J.S. says, "There are drugs in here but they don't come through Receiving and Release (R&R) because all merchandise is ordered from vendors. The vendor prices are high, sometimes 100 percent more costly than the same item on the street. All the boxes and books that move through R&R are unpacked by a guard and written on an inventory. It would be impossible to get more than a tiny amount through day visiting.” When asked how drugs get in, J.S. pauses then replies, "My belief . . . I think the institution allows so much in. There's too much observation: guards, cameras, binoculars and searches. I say, check the staff as they come into work."
J.S.'s most recent Board of Parole Hearings (BPH) appointment was July 14, 2006. She says, "I expect no change. It's like being on trial again. At every BPH session, one is forced to relive the events of one's crime many years before. The commissioners want all the little details. They want you to remember every minute of a report that's a quarter century old. They look at codefendants’ statements from their hearings and order you to respond. I don't know what my codefendants said.
"I'm different now. There's no regard for maturity. For women who kill, the majority are abused terribly in their early lives. I was molested since I was six. It's my first real memory.

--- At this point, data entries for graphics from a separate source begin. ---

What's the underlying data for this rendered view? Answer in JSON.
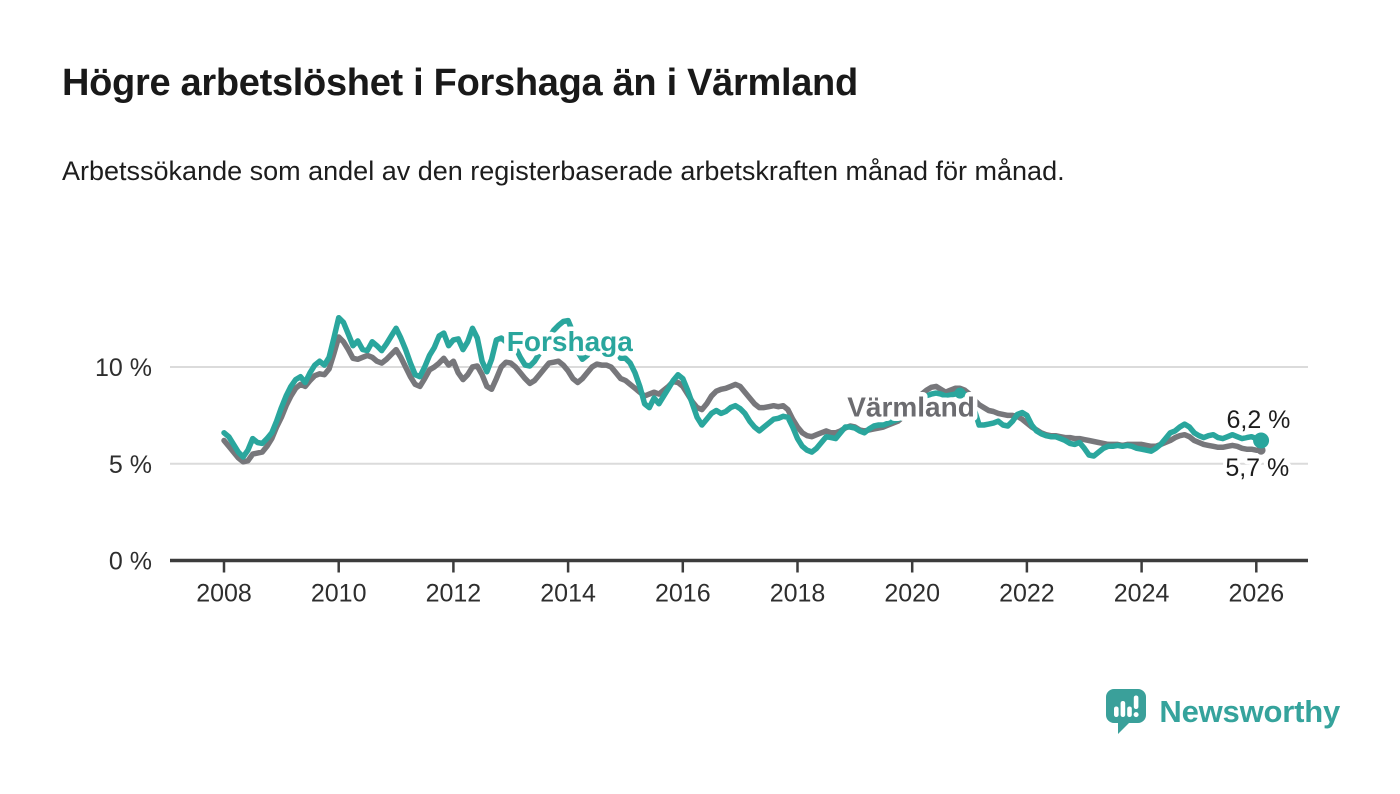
{
  "header": {
    "title": "Högre arbetslöshet i Forshaga än i Värmland",
    "subtitle": "Arbetssökande som andel av den registerbaserade arbetskraften månad för månad."
  },
  "chart_data": {
    "type": "line",
    "unit": "%",
    "x_start_year": 2008,
    "points_per_year": 12,
    "x_ticks": [
      2008,
      2010,
      2012,
      2014,
      2016,
      2018,
      2020,
      2022,
      2024,
      2026
    ],
    "y_ticks": [
      {
        "value": 0,
        "label": "0 %"
      },
      {
        "value": 5,
        "label": "5 %"
      },
      {
        "value": 10,
        "label": "10 %"
      }
    ],
    "ylim": [
      0,
      13.5
    ],
    "grid": true,
    "colors": {
      "forshaga": "#2AA69D",
      "varmland": "#77777B",
      "grid": "#DBDBDB",
      "axis": "#3C3C3C",
      "tick_text": "#2E2E2E",
      "value_label": "#1D1D1D"
    },
    "series": [
      {
        "name": "Forshaga",
        "color": "#2AA69D",
        "end_dot_radius": 8,
        "values": [
          6.6,
          6.4,
          6.0,
          5.6,
          5.35,
          5.7,
          6.3,
          6.1,
          6.05,
          6.3,
          6.6,
          7.2,
          7.9,
          8.5,
          9.0,
          9.35,
          9.5,
          9.2,
          9.7,
          10.1,
          10.3,
          10.1,
          10.5,
          11.5,
          12.55,
          12.3,
          11.7,
          11.1,
          11.35,
          10.9,
          10.85,
          11.3,
          11.1,
          10.85,
          11.2,
          11.6,
          12.0,
          11.5,
          10.9,
          10.2,
          9.6,
          9.5,
          10.0,
          10.6,
          11.0,
          11.6,
          11.75,
          11.1,
          11.4,
          11.45,
          10.9,
          11.3,
          12.0,
          11.5,
          10.3,
          9.75,
          10.4,
          11.4,
          11.5,
          11.3,
          11.35,
          11.0,
          10.5,
          10.1,
          10.05,
          10.3,
          10.7,
          11.1,
          11.5,
          11.9,
          12.15,
          12.35,
          12.4,
          11.8,
          10.8,
          10.4,
          10.6,
          11.0,
          11.35,
          11.2,
          11.05,
          11.3,
          10.9,
          10.45,
          10.45,
          10.2,
          9.7,
          9.0,
          8.1,
          7.9,
          8.4,
          8.1,
          8.5,
          8.9,
          9.3,
          9.6,
          9.4,
          8.8,
          8.1,
          7.4,
          7.0,
          7.3,
          7.6,
          7.75,
          7.6,
          7.7,
          7.9,
          8.0,
          7.85,
          7.6,
          7.2,
          6.9,
          6.7,
          6.9,
          7.1,
          7.3,
          7.35,
          7.45,
          7.4,
          6.9,
          6.3,
          5.9,
          5.7,
          5.6,
          5.8,
          6.1,
          6.4,
          6.35,
          6.3,
          6.6,
          6.9,
          6.9,
          6.85,
          6.7,
          6.6,
          6.8,
          6.95,
          7.0,
          7.0,
          7.1,
          7.2,
          7.3,
          7.4,
          7.6,
          7.8,
          8.0,
          8.3,
          8.5,
          8.6,
          8.65,
          8.6,
          8.5,
          8.55,
          8.6,
          8.65,
          8.6,
          8.4,
          7.8,
          7.0,
          7.0,
          7.05,
          7.1,
          7.2,
          7.0,
          6.95,
          7.2,
          7.55,
          7.65,
          7.5,
          7.0,
          6.7,
          6.55,
          6.45,
          6.4,
          6.4,
          6.3,
          6.2,
          6.05,
          6.0,
          6.1,
          5.8,
          5.45,
          5.4,
          5.6,
          5.8,
          5.9,
          5.9,
          5.95,
          5.9,
          5.95,
          5.9,
          5.8,
          5.75,
          5.7,
          5.65,
          5.8,
          6.0,
          6.3,
          6.6,
          6.7,
          6.9,
          7.05,
          6.9,
          6.6,
          6.45,
          6.35,
          6.45,
          6.5,
          6.35,
          6.3,
          6.4,
          6.5,
          6.4,
          6.3,
          6.35,
          6.4,
          6.3,
          6.2
        ]
      },
      {
        "name": "Värmland",
        "color": "#77777B",
        "end_dot_radius": 4.5,
        "values": [
          6.2,
          5.9,
          5.6,
          5.3,
          5.1,
          5.15,
          5.5,
          5.55,
          5.6,
          5.9,
          6.3,
          6.9,
          7.4,
          8.0,
          8.5,
          8.9,
          9.1,
          9.0,
          9.3,
          9.55,
          9.65,
          9.6,
          9.9,
          10.7,
          11.55,
          11.3,
          10.9,
          10.45,
          10.4,
          10.5,
          10.6,
          10.5,
          10.3,
          10.2,
          10.4,
          10.65,
          10.9,
          10.5,
          10.0,
          9.5,
          9.1,
          9.0,
          9.4,
          9.85,
          10.0,
          10.2,
          10.45,
          10.1,
          10.3,
          9.7,
          9.35,
          9.6,
          10.0,
          10.05,
          9.6,
          9.0,
          8.85,
          9.4,
          10.0,
          10.25,
          10.2,
          10.0,
          9.7,
          9.4,
          9.15,
          9.3,
          9.6,
          9.9,
          10.2,
          10.25,
          10.3,
          10.1,
          9.8,
          9.4,
          9.2,
          9.4,
          9.7,
          10.0,
          10.15,
          10.1,
          10.1,
          10.0,
          9.7,
          9.4,
          9.3,
          9.1,
          8.9,
          8.7,
          8.5,
          8.6,
          8.7,
          8.6,
          8.8,
          9.0,
          9.25,
          9.2,
          9.0,
          8.6,
          8.2,
          7.9,
          7.8,
          8.1,
          8.5,
          8.75,
          8.85,
          8.9,
          9.0,
          9.1,
          9.0,
          8.7,
          8.4,
          8.1,
          7.9,
          7.9,
          7.95,
          8.0,
          7.95,
          8.0,
          7.8,
          7.3,
          6.9,
          6.6,
          6.45,
          6.4,
          6.5,
          6.6,
          6.7,
          6.6,
          6.6,
          6.7,
          6.85,
          6.95,
          6.9,
          6.75,
          6.7,
          6.75,
          6.8,
          6.85,
          6.9,
          7.0,
          7.1,
          7.2,
          7.4,
          7.7,
          8.0,
          8.3,
          8.6,
          8.8,
          8.95,
          9.0,
          8.85,
          8.7,
          8.8,
          8.9,
          8.9,
          8.8,
          8.6,
          8.3,
          8.05,
          7.9,
          7.75,
          7.7,
          7.6,
          7.55,
          7.5,
          7.5,
          7.45,
          7.3,
          7.1,
          6.9,
          6.75,
          6.6,
          6.5,
          6.45,
          6.45,
          6.4,
          6.35,
          6.35,
          6.3,
          6.3,
          6.25,
          6.2,
          6.15,
          6.1,
          6.05,
          6.0,
          6.0,
          6.0,
          5.95,
          6.0,
          6.0,
          6.0,
          6.0,
          5.95,
          5.9,
          5.9,
          6.0,
          6.1,
          6.2,
          6.35,
          6.45,
          6.5,
          6.4,
          6.2,
          6.1,
          6.0,
          5.95,
          5.9,
          5.85,
          5.85,
          5.9,
          5.95,
          5.9,
          5.8,
          5.75,
          5.75,
          5.7,
          5.7
        ]
      }
    ],
    "markers": [
      {
        "series_index": 0,
        "month_index": 154,
        "radius": 5.5
      }
    ],
    "annotations": [
      {
        "text": "Forshaga",
        "x": 2014.03,
        "y": 11.35,
        "color": "#2AA69D",
        "role": "series-label",
        "anchor": "middle",
        "size": 28,
        "bold": true,
        "halo": 9
      },
      {
        "text": "Värmland",
        "x": 2019.98,
        "y": 7.95,
        "color": "#6C6C70",
        "role": "series-label",
        "anchor": "middle",
        "size": 28,
        "bold": true,
        "halo": 9
      },
      {
        "text": "6,2 %",
        "x": 2025.48,
        "y": 7.25,
        "color": "#1D1D1D",
        "role": "value-label",
        "anchor": "start",
        "size": 25,
        "bold": false,
        "halo": 8
      },
      {
        "text": "5,7 %",
        "x": 2025.46,
        "y": 4.78,
        "color": "#1D1D1D",
        "role": "value-label",
        "anchor": "start",
        "size": 25,
        "bold": false,
        "halo": 8
      }
    ]
  },
  "footer": {
    "brand": "Newsworthy",
    "logo_icon": "speech-bubble-bar-chart",
    "brand_color": "#35A39C"
  }
}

"I don't even tell my family anymore. Knowing I'm going to a BPH hearing gives them hope and there's no hope. My family writes to the BPH and begs for my parole. It's too painful. The BPH always denies me. They want us to pay again and again . . . lawyers, courts, fees, all of it. If you can't, oh, well. Stay in prison.
"After the [overnight] family visits were eliminated for lifers, my husband was dead, so it was harder for my family to get my kids here. My older son lives in Oregon. My younger son lives in Fresno and he brings his daughter, my little granddaughter, to see me. My son says, "Mom, if the family visits are restored, write or call immediately. We'll come."

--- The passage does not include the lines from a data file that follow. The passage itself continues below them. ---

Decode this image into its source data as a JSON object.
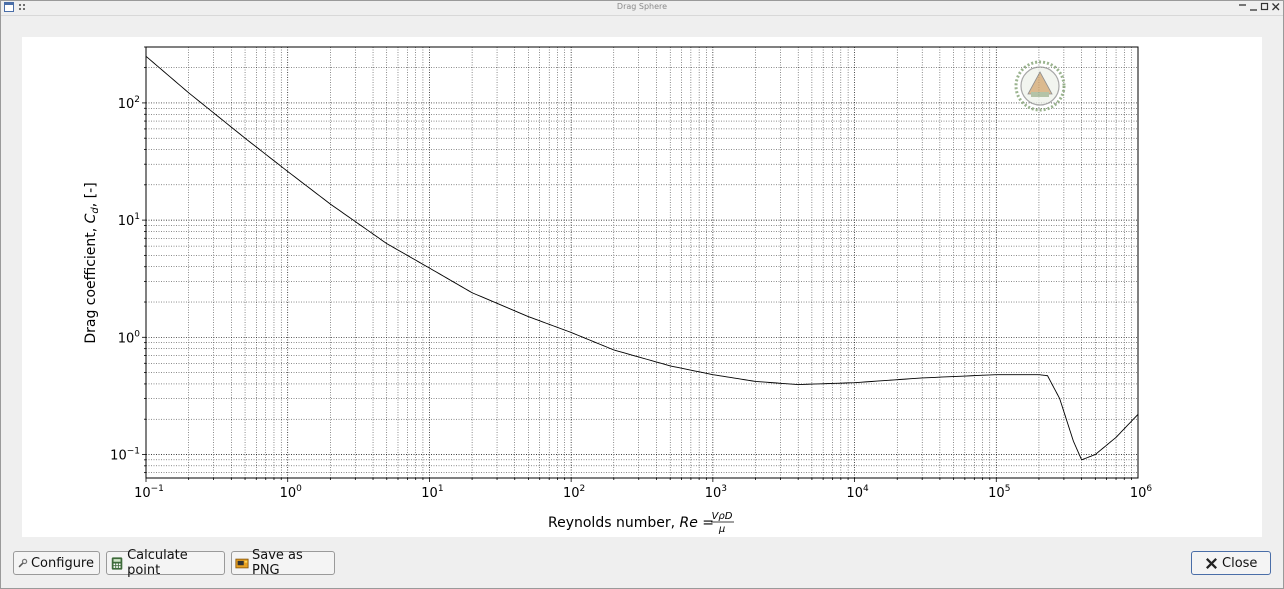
{
  "window": {
    "title": "Drag Sphere"
  },
  "buttons": {
    "configure": "Configure",
    "calculate": "Calculate point",
    "save": "Save as PNG",
    "close": "Close"
  },
  "chart_data": {
    "type": "line",
    "xlabel": "Reynolds number, Re = VρD/μ",
    "ylabel": "Drag coefficient, C_d, [-]",
    "x_scale": "log",
    "y_scale": "log",
    "xlim": [
      0.1,
      1000000
    ],
    "ylim": [
      0.063,
      300
    ],
    "grid": true,
    "x_ticks": [
      {
        "value": 0.1,
        "base": "10",
        "exp": "−1"
      },
      {
        "value": 1,
        "base": "10",
        "exp": "0"
      },
      {
        "value": 10,
        "base": "10",
        "exp": "1"
      },
      {
        "value": 100,
        "base": "10",
        "exp": "2"
      },
      {
        "value": 1000,
        "base": "10",
        "exp": "3"
      },
      {
        "value": 10000,
        "base": "10",
        "exp": "4"
      },
      {
        "value": 100000,
        "base": "10",
        "exp": "5"
      },
      {
        "value": 1000000,
        "base": "10",
        "exp": "6"
      }
    ],
    "y_ticks": [
      {
        "value": 0.1,
        "base": "10",
        "exp": "−1"
      },
      {
        "value": 1,
        "base": "10",
        "exp": "0"
      },
      {
        "value": 10,
        "base": "10",
        "exp": "1"
      },
      {
        "value": 100,
        "base": "10",
        "exp": "2"
      }
    ],
    "series": [
      {
        "x": [
          0.1,
          0.2,
          0.5,
          1,
          2,
          5,
          10,
          20,
          50,
          100,
          200,
          500,
          1000,
          2000,
          4000,
          10000,
          30000,
          100000,
          200000,
          230000,
          280000,
          350000,
          400000,
          500000,
          700000,
          1000000
        ],
        "y": [
          250,
          122,
          50,
          26,
          13.7,
          6.3,
          3.9,
          2.4,
          1.5,
          1.1,
          0.78,
          0.57,
          0.48,
          0.42,
          0.395,
          0.41,
          0.45,
          0.48,
          0.48,
          0.47,
          0.3,
          0.13,
          0.09,
          0.1,
          0.14,
          0.22
        ]
      }
    ]
  }
}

Some prisoners, mostly short-termers, can still have family visits every six weeks. The visits are limited to two days. The inmate and visitors must buy food from the prison's canteen list except for a few extra items. For those who qualify, the visits make prison bearable.

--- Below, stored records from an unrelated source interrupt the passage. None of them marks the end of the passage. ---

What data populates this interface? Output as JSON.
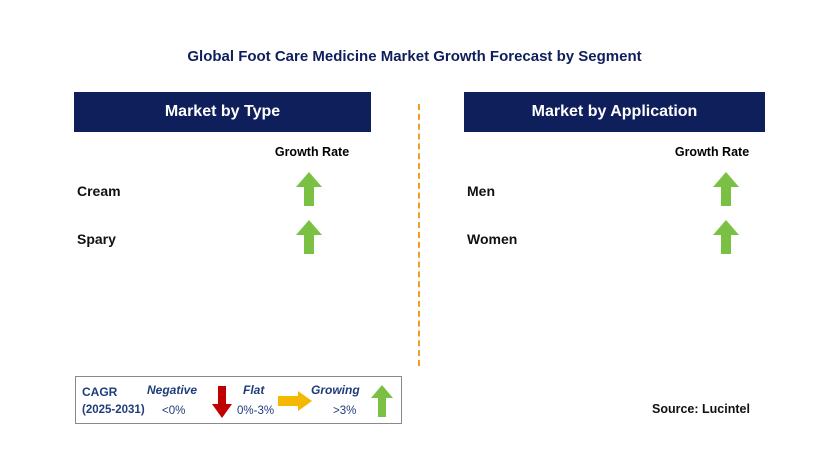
{
  "title": "Global Foot Care Medicine Market Growth Forecast by Segment",
  "left_panel": {
    "header": "Market by Type",
    "column_header": "Growth Rate",
    "rows": [
      {
        "label": "Cream",
        "trend": "growing"
      },
      {
        "label": "Spary",
        "trend": "growing"
      }
    ]
  },
  "right_panel": {
    "header": "Market by Application",
    "column_header": "Growth Rate",
    "rows": [
      {
        "label": "Men",
        "trend": "growing"
      },
      {
        "label": "Women",
        "trend": "growing"
      }
    ]
  },
  "legend": {
    "cagr_label": "CAGR",
    "period": "(2025-2031)",
    "negative_label": "Negative",
    "negative_range": "<0%",
    "flat_label": "Flat",
    "flat_range": "0%-3%",
    "growing_label": "Growing",
    "growing_range": ">3%"
  },
  "source": "Source: Lucintel",
  "colors": {
    "header_bg": "#0f1f5c",
    "title_text": "#0f1f5c",
    "growing_arrow": "#7ac143",
    "negative_arrow": "#c00000",
    "flat_arrow": "#f5b800",
    "divider": "#f0a020",
    "legend_italic": "#1f3d7a"
  }
}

For the California Department of Corrections and Rehabilitation to be more than Orwellian-speak, it must enact a program of true rehabilitation where more of the CDCR budget is spent on programs than on staff salaries. It must do all it can to reconnect prisoners with the larger society and to help them find their places in it. This can be done through better education, job training, and mental health programs than the ones that currently exist. Family restoration should be a top priority and family visits are a crucial element for such a goal. Limit the use of restricted custody levels (Close A and Close B) that only exist to enhance the number of staff positions and to further segregate inmates within the prison. Give us back our quarterly boxes from our families and/or friends; they sustain an important "link of love" and are much cheaper than vendor boxes for our families to assemble. Let us look like women again in all our individual permutations.
Note: The Criminal Justice Institute used CAP (the Institutional Culture Assessment Protocol), "a standardized process and instrumentation designed specifically for use in assessing a prison's culture,” to describe the CCWF work and living environments from June 6, 2005, through June 14, 2005. Its report was published January 5, 2006, by the Criminal Justice Institute, Inc., Middleton, Connecticut (860) 704-6400.
Sara Jane Olson is a prisoner, a mother and an activist. She is from Minnesota, where her husband and daughters still reside, transplanted to CCWF for a long - though impermanent - sojourn.